Significance of the trial

This trial is of substantial importance at multiple levels. Clinically, the trial will establish whether the emerging role of aggressive catheter ablation in the treatment of AF is justified by patient outcomes. Catheter ablation is an expensive procedure, potentially complicated by life threatening events, which is now performed in thousands of patients without a full understanding of long-term benefit. The issues raised above have not been settled for “curative ablation.” The impact of age, AF type, and underlying disease on the outcome of ablation and drug therapy remain unclear. This study will answer these questions, will document the effect of ablation on AF recurrence and specifically examine health care costs, cost effectiveness, and quality of life outcomes.

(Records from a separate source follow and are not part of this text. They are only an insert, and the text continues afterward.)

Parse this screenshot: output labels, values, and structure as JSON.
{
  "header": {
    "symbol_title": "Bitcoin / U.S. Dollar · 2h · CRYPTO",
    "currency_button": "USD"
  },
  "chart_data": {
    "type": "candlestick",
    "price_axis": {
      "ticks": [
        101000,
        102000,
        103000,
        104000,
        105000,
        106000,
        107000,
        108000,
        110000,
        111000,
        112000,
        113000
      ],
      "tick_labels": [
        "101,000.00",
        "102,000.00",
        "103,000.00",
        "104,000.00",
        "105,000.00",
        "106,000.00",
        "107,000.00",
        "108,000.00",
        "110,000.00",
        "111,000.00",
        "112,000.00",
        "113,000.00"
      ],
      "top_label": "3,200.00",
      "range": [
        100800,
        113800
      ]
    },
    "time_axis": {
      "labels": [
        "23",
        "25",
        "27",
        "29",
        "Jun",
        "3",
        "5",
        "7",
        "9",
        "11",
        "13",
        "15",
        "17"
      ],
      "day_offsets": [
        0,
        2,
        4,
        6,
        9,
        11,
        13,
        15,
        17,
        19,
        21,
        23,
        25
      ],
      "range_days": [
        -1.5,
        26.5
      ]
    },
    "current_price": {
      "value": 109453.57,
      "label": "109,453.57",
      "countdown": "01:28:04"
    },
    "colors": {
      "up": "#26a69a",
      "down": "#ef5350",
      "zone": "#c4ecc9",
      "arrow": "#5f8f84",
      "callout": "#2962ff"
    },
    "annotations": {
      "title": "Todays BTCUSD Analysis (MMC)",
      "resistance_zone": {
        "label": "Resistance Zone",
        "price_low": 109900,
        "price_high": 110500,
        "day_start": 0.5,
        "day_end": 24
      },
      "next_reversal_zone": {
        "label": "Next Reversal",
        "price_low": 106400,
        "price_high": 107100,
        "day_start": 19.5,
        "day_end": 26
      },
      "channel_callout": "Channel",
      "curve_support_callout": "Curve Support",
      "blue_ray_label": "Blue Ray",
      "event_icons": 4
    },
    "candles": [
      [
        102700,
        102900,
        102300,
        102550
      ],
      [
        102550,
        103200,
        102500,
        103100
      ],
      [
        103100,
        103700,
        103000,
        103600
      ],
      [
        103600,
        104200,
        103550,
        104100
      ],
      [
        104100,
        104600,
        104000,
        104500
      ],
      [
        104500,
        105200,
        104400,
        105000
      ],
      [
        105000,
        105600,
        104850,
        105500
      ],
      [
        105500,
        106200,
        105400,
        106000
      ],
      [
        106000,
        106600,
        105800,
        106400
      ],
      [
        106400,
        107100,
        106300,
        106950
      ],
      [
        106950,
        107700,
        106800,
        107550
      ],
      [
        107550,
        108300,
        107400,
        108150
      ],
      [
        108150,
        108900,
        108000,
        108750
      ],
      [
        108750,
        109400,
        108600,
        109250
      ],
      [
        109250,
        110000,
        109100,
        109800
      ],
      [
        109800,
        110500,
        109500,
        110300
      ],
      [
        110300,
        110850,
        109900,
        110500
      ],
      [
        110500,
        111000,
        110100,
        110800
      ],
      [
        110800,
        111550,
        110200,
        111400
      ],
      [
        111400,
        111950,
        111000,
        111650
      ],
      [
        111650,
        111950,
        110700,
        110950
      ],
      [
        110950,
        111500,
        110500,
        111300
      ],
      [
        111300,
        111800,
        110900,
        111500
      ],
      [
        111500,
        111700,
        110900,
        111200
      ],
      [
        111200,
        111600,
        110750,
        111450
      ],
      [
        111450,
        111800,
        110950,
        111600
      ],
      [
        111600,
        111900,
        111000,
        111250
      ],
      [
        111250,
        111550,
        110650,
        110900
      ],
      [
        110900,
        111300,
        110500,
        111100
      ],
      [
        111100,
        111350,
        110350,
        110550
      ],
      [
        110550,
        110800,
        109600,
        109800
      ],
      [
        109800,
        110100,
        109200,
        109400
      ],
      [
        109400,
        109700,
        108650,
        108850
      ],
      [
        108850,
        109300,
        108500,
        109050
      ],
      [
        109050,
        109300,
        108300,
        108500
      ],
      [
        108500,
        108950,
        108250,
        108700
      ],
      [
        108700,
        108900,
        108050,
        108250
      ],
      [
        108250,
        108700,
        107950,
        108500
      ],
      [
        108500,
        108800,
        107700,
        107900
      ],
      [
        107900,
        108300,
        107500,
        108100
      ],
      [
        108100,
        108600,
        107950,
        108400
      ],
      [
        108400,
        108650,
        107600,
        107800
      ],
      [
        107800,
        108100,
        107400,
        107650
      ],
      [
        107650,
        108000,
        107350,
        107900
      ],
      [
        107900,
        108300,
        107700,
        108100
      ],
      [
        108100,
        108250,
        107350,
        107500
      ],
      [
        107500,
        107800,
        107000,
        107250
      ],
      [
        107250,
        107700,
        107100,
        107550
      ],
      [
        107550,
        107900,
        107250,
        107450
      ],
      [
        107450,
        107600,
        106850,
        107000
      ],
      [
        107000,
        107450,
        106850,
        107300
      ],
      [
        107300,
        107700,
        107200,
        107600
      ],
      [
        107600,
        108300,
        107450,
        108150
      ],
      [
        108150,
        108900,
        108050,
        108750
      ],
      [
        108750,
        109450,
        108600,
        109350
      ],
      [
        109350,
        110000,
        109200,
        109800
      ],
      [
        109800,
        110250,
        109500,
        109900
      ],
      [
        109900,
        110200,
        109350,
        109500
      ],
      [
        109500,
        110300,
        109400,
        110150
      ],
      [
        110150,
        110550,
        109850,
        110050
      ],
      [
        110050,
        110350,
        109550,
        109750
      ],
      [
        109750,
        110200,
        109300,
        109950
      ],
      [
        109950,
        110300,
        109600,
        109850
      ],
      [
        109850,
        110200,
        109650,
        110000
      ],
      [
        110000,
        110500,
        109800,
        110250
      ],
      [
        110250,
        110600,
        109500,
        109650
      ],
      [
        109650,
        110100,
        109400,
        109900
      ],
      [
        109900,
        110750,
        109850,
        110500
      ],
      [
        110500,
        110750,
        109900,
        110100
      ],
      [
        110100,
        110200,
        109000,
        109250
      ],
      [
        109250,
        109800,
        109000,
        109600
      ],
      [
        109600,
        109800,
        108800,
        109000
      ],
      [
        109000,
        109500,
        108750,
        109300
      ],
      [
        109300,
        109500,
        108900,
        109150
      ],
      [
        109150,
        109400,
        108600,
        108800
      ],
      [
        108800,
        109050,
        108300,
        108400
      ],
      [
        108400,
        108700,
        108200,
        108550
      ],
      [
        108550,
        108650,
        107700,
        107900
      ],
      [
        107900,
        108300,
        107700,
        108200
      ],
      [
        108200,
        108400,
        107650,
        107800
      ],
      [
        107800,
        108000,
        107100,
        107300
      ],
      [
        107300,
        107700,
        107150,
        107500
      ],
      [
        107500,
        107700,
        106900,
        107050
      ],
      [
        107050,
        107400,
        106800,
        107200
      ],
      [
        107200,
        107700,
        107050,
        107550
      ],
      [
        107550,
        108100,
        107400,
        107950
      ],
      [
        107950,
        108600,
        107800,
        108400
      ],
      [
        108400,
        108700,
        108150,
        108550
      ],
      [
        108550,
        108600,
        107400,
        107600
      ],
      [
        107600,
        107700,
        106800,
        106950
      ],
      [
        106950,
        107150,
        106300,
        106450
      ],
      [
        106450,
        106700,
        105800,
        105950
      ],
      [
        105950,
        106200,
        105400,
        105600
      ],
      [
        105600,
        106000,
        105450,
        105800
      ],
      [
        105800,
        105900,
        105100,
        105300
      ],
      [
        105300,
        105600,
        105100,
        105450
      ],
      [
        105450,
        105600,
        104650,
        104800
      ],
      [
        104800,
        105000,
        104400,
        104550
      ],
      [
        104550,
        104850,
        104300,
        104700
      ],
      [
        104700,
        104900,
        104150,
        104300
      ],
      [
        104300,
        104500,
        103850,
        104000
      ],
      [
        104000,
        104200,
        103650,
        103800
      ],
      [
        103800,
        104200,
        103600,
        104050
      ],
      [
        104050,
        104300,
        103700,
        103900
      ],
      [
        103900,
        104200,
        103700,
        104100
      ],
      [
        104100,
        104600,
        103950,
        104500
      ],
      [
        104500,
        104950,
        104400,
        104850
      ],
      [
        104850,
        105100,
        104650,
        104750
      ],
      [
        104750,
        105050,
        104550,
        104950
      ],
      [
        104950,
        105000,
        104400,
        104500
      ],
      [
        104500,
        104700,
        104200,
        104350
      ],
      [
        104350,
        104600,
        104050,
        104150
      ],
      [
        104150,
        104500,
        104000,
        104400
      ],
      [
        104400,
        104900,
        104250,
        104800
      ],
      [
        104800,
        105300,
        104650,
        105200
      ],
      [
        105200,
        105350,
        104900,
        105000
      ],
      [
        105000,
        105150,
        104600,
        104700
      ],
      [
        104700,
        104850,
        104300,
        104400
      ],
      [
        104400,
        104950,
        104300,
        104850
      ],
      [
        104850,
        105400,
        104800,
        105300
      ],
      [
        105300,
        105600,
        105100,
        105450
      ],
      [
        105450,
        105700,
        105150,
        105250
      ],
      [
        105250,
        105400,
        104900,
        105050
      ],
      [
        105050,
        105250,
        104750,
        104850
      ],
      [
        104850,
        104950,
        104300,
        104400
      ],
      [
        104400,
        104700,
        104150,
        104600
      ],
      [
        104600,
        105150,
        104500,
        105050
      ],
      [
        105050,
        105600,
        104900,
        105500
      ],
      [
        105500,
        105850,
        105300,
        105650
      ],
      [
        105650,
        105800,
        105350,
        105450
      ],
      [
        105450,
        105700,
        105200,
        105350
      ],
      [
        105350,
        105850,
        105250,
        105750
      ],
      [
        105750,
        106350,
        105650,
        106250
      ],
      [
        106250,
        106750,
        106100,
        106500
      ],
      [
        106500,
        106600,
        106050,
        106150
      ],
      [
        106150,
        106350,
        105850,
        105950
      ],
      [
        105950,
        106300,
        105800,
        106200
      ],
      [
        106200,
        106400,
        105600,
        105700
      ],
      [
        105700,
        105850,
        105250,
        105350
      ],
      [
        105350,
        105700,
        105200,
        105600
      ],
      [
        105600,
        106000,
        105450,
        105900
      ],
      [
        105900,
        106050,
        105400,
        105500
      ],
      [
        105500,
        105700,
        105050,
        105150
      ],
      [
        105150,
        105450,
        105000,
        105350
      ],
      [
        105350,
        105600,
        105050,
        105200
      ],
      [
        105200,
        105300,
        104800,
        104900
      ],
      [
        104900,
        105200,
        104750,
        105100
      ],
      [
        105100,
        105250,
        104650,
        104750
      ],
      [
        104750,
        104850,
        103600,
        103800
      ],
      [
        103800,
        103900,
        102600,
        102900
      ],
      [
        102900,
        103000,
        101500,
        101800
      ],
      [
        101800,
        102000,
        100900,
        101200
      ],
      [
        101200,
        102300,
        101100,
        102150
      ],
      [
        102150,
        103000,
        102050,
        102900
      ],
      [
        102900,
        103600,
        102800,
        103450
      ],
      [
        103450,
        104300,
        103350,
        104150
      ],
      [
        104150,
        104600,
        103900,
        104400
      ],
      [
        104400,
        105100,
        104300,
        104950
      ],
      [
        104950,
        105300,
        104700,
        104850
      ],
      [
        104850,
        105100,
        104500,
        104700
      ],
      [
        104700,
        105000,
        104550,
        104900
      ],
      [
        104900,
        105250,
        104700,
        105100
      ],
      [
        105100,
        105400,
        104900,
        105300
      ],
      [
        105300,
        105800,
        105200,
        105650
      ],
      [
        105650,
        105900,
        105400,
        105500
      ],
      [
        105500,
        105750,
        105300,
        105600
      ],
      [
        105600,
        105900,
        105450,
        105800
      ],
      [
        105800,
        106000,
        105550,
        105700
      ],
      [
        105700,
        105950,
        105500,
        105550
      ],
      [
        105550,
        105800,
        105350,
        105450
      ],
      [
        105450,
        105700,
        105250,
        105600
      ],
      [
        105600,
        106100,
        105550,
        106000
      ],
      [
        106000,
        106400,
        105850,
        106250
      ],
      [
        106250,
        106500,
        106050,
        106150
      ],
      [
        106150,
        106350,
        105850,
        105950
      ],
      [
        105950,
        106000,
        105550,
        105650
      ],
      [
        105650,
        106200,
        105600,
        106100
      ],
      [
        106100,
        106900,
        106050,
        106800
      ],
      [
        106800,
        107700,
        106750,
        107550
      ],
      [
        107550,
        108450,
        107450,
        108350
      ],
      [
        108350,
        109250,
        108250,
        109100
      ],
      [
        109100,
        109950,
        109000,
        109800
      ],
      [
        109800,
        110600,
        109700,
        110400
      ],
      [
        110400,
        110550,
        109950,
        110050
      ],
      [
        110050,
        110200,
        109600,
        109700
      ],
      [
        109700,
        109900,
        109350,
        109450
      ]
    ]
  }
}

Scientifically, the trial will determine whether the attainment of normal sinus rhythm provides a mortality advantage. No trial to date has prospectively addressed this issue, nor will any currently envisioned study be sufficiently powered for this purpose. The trial will also provide outcomes-based evidence regarding the question of whether AF is a modifiable risk factor for increased morbidity and mortality or simply a risk marker. The trial will also establish the determinants of ablation outcome. The CT/MR Imaging Sub-study of a subset of the overall patient population will elucidate the structural abnormalities contributing to the occurrence of AF in a diverse population of patients and the modulation of those factors by drug or ablative intervention.

From a health policy standpoint, this trial will help establish the place for medical and non-pharmacologic therapies for this escalating national healthcare challenge. Aggressive intervention in an increasing number of patients and resulting mushrooming financial burden to society is already taking place at a time of increasingly constrained funding for health care. The quality of life and cost components of the trial will firmly establish whether AF ablation represents good value for the cost and is an efficient way of improving health in the affected population relative to alternative health care expenditures, especially in the rapidly expanding population over 65 years of age, which has the highest prevalence of AF. It will also allow much better estimation of the impact of the diffusion of ablation technology into the overall health care system. CABANA enrollment occurred during a critical window of opportunity, and the outcome of this landmark trial will likely shape therapy decisions and health care policy for years to come.